I asked George if he was writing music now for a new Runnin’ Pardners album and he said “Yes,” and preferring to write organically, “I do most of my writing in jam sessions”. He also wants to do a project that does a fresh take on his favorite Meters songs that were recorded but never really played, by the Meters or anybody else. “We recorded 127 songs, and we only ever play 13” (Laughs).
The past Runnin’ Pardners lineups have had some real “A List” players such as Mark Mullins, John Gros and Terrence Higgins. I asked George to talk about the current lineup. “Well I’m hoping they don’t get big too fast (everybody laughs). I’d like to keep them for a little while. Mark got high jacked from me for Harry Connick Jr., Terrence Higgins, the Dirty Dozen Brass Band snatched him you know, and John Gros started his own band. Basically they were young players when I got them, they hadn’t been around the world, and these guys came and offered them worldly tours. I understand you know, I was whole heartedly happy to see them go off. But I had to figure out how to cover their spots. I was lucky that, in New Orleans there is an abundance of musicians that actually pay attention, listen, and are team players. Ray Weber suggested a young drummer named Terrence Houston to me and he was very prepared at the audition. He knew the stuff better than I did (everybody laughs). He’s a good player and he pays attention. He watches me, I always feel his eyes on me and when I turn around, he’s right there.” George and Terrence will be joined on tour with Brint Anderson on guitar and vocals, Michael Lemmler on keyboards and Khris Royal on saxophones.

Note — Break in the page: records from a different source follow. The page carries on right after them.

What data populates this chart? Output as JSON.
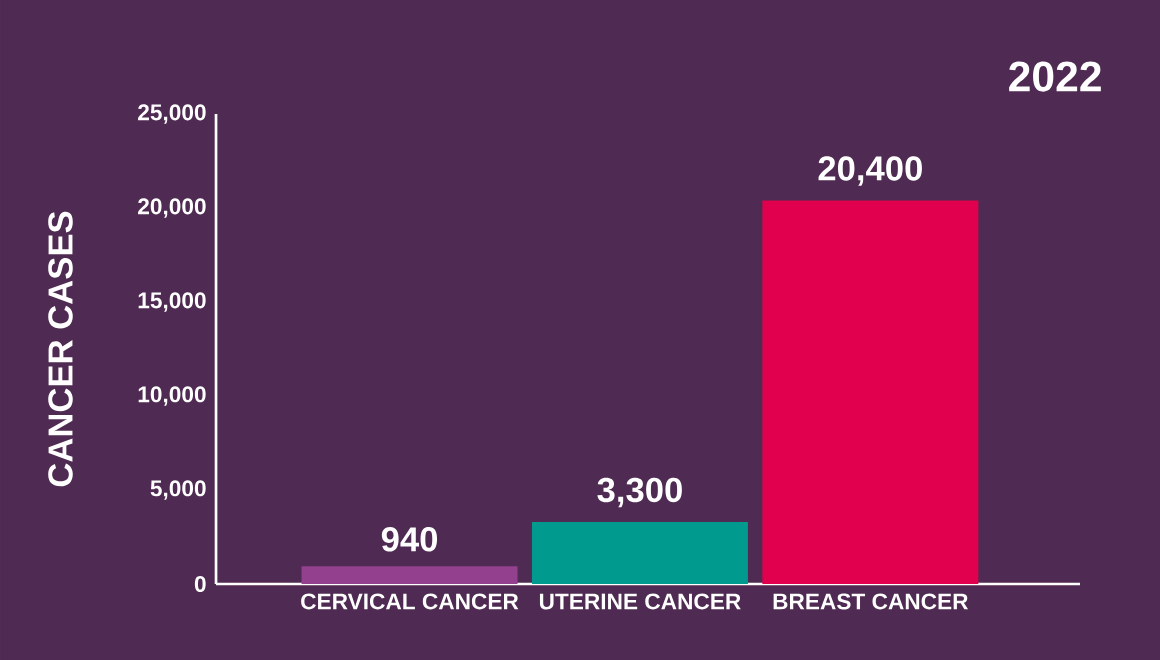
{
  "chart_data": {
    "type": "bar",
    "title": "2022",
    "ylabel": "CANCER CASES",
    "categories": [
      "CERVICAL CANCER",
      "UTERINE CANCER",
      "BREAST CANCER"
    ],
    "values": [
      940,
      3300,
      20400
    ],
    "value_labels": [
      "940",
      "3,300",
      "20,400"
    ],
    "colors": [
      "#93408f",
      "#009a8e",
      "#e0004d"
    ],
    "ylim": [
      0,
      25000
    ],
    "yticks": [
      0,
      {
        "value": 5000,
        "label": "5,000"
      },
      {
        "value": 10000,
        "label": "10,000"
      },
      {
        "value": 15000,
        "label": "15,000"
      },
      {
        "value": 20000,
        "label": "20,000"
      },
      {
        "value": 25000,
        "label": "25,000"
      }
    ],
    "grid": false
  }
}
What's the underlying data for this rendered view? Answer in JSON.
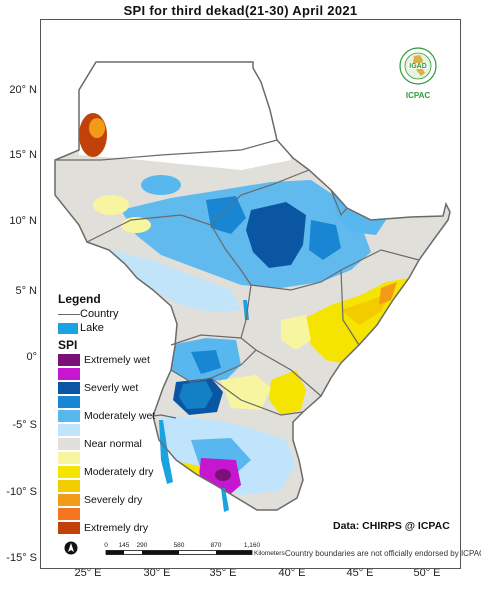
{
  "title": "SPI  for  third  dekad(21-30)  April 2021",
  "axes": {
    "lat_ticks": [
      "20° N",
      "15° N",
      "10° N",
      "5° N",
      "0°",
      "-5° S",
      "-10° S",
      "-15° S"
    ],
    "lon_ticks": [
      "25° E",
      "30° E",
      "35° E",
      "40° E",
      "45° E",
      "50° E"
    ]
  },
  "legend": {
    "title": "Legend",
    "country_label": "Country",
    "lake_label": "Lake",
    "spi_title": "SPI",
    "classes": [
      {
        "label": "Extremely wet",
        "color": "#7b1178"
      },
      {
        "label": "",
        "color": "#c716cf"
      },
      {
        "label": "Severly wet",
        "color": "#0b56a3"
      },
      {
        "label": "",
        "color": "#1986d4"
      },
      {
        "label": "Moderately wet",
        "color": "#58b7ef"
      },
      {
        "label": "",
        "color": "#bfe4fb"
      },
      {
        "label": "Near normal",
        "color": "#e0dfd9"
      },
      {
        "label": "",
        "color": "#f7f5a0"
      },
      {
        "label": "Moderately dry",
        "color": "#f5e400"
      },
      {
        "label": "",
        "color": "#f3cc00"
      },
      {
        "label": "Severely dry",
        "color": "#f29b16"
      },
      {
        "label": "",
        "color": "#f57520"
      },
      {
        "label": "Extremely dry",
        "color": "#c0410a"
      }
    ],
    "lake_color": "#1ba2e0",
    "country_line_color": "#6a6a6a"
  },
  "credit": "Data: CHIRPS @ ICPAC",
  "disclaimer": "Country boundaries are not officially endorsed by ICPAC",
  "scale_bar": {
    "labels": [
      "0",
      "145",
      "290",
      "580",
      "870",
      "1,160"
    ],
    "unit": "Kilometers"
  },
  "logo": {
    "top_text": "IGAD",
    "bottom_text": "ICPAC",
    "color": "#2e9a3c"
  },
  "north_arrow_icon": "north-arrow-icon"
}
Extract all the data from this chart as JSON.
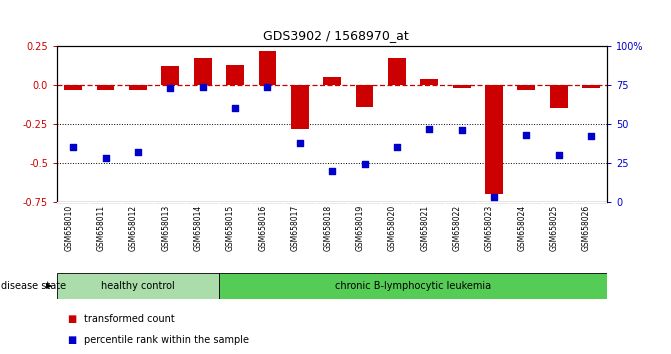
{
  "title": "GDS3902 / 1568970_at",
  "samples": [
    "GSM658010",
    "GSM658011",
    "GSM658012",
    "GSM658013",
    "GSM658014",
    "GSM658015",
    "GSM658016",
    "GSM658017",
    "GSM658018",
    "GSM658019",
    "GSM658020",
    "GSM658021",
    "GSM658022",
    "GSM658023",
    "GSM658024",
    "GSM658025",
    "GSM658026"
  ],
  "bar_values": [
    -0.03,
    -0.03,
    -0.03,
    0.12,
    0.17,
    0.13,
    0.22,
    -0.28,
    0.05,
    -0.14,
    0.17,
    0.04,
    -0.02,
    -0.7,
    -0.03,
    -0.15,
    -0.02
  ],
  "percentile_values": [
    35,
    28,
    32,
    73,
    74,
    60,
    74,
    38,
    20,
    24,
    35,
    47,
    46,
    3,
    43,
    30,
    42
  ],
  "healthy_count": 5,
  "bar_color": "#cc0000",
  "dot_color": "#0000cc",
  "ylim_left": [
    -0.75,
    0.25
  ],
  "ylim_right": [
    0,
    100
  ],
  "yticks_left": [
    0.25,
    0.0,
    -0.25,
    -0.5,
    -0.75
  ],
  "yticks_right": [
    100,
    75,
    50,
    25,
    0
  ],
  "hline_y": 0.0,
  "dotted_lines": [
    -0.25,
    -0.5
  ],
  "healthy_label": "healthy control",
  "leukemia_label": "chronic B-lymphocytic leukemia",
  "disease_state_label": "disease state",
  "legend_bar_label": "transformed count",
  "legend_dot_label": "percentile rank within the sample",
  "healthy_color": "#aaddaa",
  "leukemia_color": "#55cc55",
  "bg_color": "#ffffff",
  "plot_bg_color": "#ffffff",
  "sample_strip_color": "#c8c8c8"
}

As far as the material George will be concentrating on for this, it will be a mix between some older Meters stuff that never got a chance to be played too much, and a cross section of songs that George has written for various projects through his career. He is taking a five piece band on the road, whose credo will be, according to George “Take no prisoners”. The Runnin’ Pardners won’t be his exclusive gig, however, as he is planning shows with the Funky Meters which include original Meters member Art Neville along with Ian Neville and the dynamic Russell Batiste Jr. on drums. George also had kind words for his most recent project, PBS (Porter, Batiste, Stoltz) saying “I was heartbroken at the end of our last gig. I love them guys and we did something together that was magical you know. I mean, we thought the same way, scary sometimes.”
George Porter Jr. is an institution in the city that gifted the world so many great, groundbreaking musical styles. I am excited to see where this latest stop on his musical odyssey will take him; wherever it is, we will all benefit from his musical knowledge, song writing and personal charm.